对于谢尔来说,十三科的昼夜,几乎完全由祈祷声与肉体承受戒律的声音划分而来的。
但谢尔很快适应了这种节奏,到底是曾经服役于gign部队的特种兵,虽然十三科的训练内容可谓和特种部队里的完全不一样。
可谢尔还是能经受得起这种严苛的日常训练的。
在十三科的日子过得是相当艰苦的,虽然十三科不强制规定不能做什么,甚至就连玩手机、喝酒、享受美食大餐这种都不禁止。
或者说在父神教文化中,喝酒和享受美食本就是不禁止,反而是父神和神子的赏赐。
但是骄奢银欲之人很明显的很难得到神子契约的认可的。
你在沉浸于这些欲望中之后,一两次的倒还好。
习惯成自然后,便会彻底迷失自己,甚至荒废苦修。
安德森神父等前辈也是告诫,曾经也不乏一些信仰坚定者一开始就得到了神子契约的认可,然而在那之后却沉浸在享乐之中荒废了苦修士,最终一辈子停留在低阶级当中再无寸进。
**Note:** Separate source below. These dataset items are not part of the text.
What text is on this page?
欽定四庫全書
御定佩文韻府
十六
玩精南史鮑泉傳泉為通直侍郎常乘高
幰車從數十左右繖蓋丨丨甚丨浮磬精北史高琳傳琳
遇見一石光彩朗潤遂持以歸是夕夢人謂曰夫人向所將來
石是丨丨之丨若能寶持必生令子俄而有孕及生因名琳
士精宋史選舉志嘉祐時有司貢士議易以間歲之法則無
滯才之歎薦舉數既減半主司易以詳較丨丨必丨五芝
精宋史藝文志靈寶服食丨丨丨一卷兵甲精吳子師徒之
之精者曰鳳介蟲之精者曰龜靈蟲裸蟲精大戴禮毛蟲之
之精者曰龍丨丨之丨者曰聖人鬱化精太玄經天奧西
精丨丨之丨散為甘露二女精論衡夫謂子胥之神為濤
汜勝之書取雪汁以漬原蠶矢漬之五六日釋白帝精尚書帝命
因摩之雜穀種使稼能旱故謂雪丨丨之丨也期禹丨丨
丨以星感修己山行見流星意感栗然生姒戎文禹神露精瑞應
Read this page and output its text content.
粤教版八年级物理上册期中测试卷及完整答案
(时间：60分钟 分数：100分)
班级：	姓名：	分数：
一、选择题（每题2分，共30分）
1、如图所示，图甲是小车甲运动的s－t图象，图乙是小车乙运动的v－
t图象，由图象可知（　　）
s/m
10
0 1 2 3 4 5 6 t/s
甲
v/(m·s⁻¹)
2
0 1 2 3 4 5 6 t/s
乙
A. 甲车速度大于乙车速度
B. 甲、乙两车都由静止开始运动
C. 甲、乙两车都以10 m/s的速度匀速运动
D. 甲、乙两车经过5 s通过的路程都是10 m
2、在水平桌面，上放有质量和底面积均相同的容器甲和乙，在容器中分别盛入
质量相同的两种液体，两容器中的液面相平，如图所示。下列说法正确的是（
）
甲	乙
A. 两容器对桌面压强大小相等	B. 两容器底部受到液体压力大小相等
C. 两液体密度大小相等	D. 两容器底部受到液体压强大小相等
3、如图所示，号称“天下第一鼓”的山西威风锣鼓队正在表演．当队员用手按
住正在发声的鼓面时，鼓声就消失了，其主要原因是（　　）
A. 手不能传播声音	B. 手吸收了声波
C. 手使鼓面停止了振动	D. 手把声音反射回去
所以只要是想获得力量变得更加强大的苦修士,都会日复一日地虔诚祈祷和执行苦修,鲜少在享乐方面沉浸,谢尔等人也是如此,即便获得了神子契约的认可,可他们依旧是始终沉浸在虔诚祈祷和执行苦修中。
而谢尔也是因此结识了这么一批和他一样,沉浸在虔诚祈祷和苦修当中的新成员。
像他在这段时间结识的维吉尔、埃米利奥、布鲁诺、卡洛和莉娜,也在这日复一日的苦修中,从陌生的面孔变成了熟悉的同伴。
他们共用一间宽敞但陈设极其简陋的宿舍,石砌的墙壁上只有狭窄的窗口透光。
夜晚,除了必须的守夜祷悔者,其他人会在地上铺开的薄垫上休息。
没有人抱怨,因为所有人都清楚,神子契约认可的是奉献与痛苦,而非安逸。
即便是休息时间,也鲜少有人交谈,更多的是抓紧时间恢复体力,或者默默进行着不需要大幅动作的祈祷。
谢尔是宿舍里最年长的,三十一岁,相比其他大多二十出头的年轻人,他显得更为沉静。
他注意到维吉尔总是睡得最晚,起得最早。
那个年轻人即使在睡梦中,眉头也常常紧锁,有时会发出压抑的、如同受伤野兽般的呜咽。
谢尔知道,那是血色伦敦的噩梦仍在纠缠着他。